@Bastethotep #109606
My childhood was in the 1950s and 1960s. I thought nearly everyone got married and had children. I did hear of old maids and confirmed bachelors, but they are not common. I assumed I would get married, but I never did.
When I turned thirty, the guy turned serious on the first date. When he was driving me back home, he told me he thought five children would be good number for a family. (He knew my age, so I thought that’s roughly a baby every two years.) Near the end of the date, he asked me if I ever been engaged. I told him no and he smiled a big smile, then said “You’ll enjoy it!” I thought I’d give him a chance and went on a few dates with me. I should have screamed at him when he bought a six pact of beer and opened up a can while driving down a busy road on a Saturday night.

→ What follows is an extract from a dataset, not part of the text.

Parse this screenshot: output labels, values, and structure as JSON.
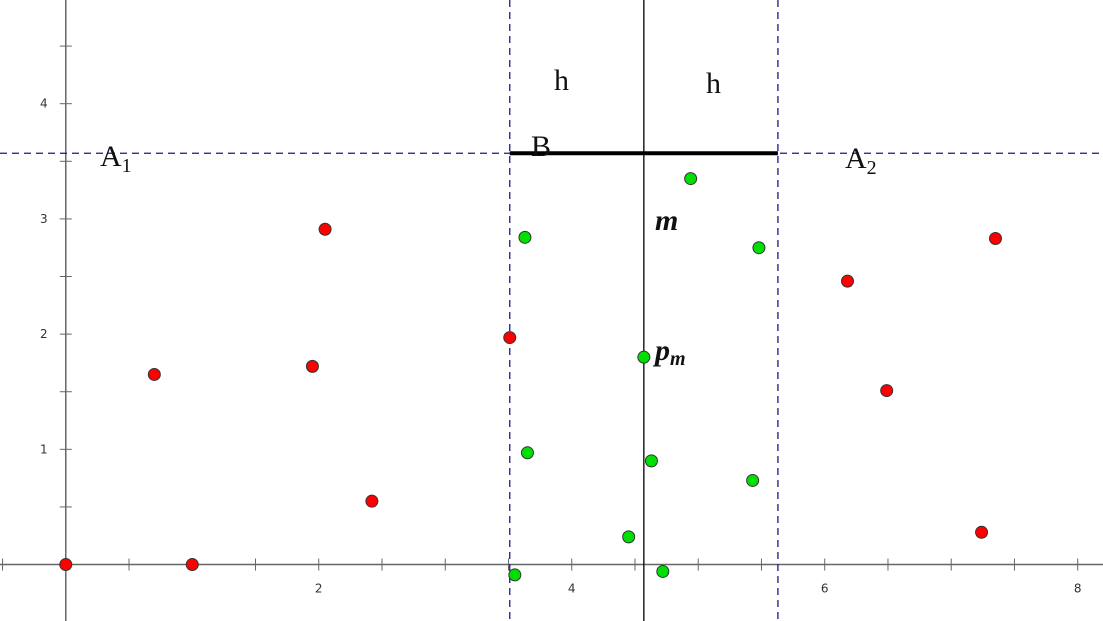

After a month of our first date, he phoned me to ask me about my feelings for him. I told him that I had no romantic feelings for him. He was devastated. He told me that he broke up with an another girl so that he could concentrate on me. He said, “Not being married and not having a family is no way to live!”
In the 1970s, George Gilder wrote about men needing to get married and have families. Without marriage and family, men turned into violent and self-destructive “naked nomads.” Women have to marry and have children. They must be homemakers to save men and civilization. I like to give men more credit myself.
The Left does not hate marriage; it believes people shouldn’t be shoehorned into roles that uncomfortable for them. If Root were Duggar version Christian, he would have never divorced his first wife.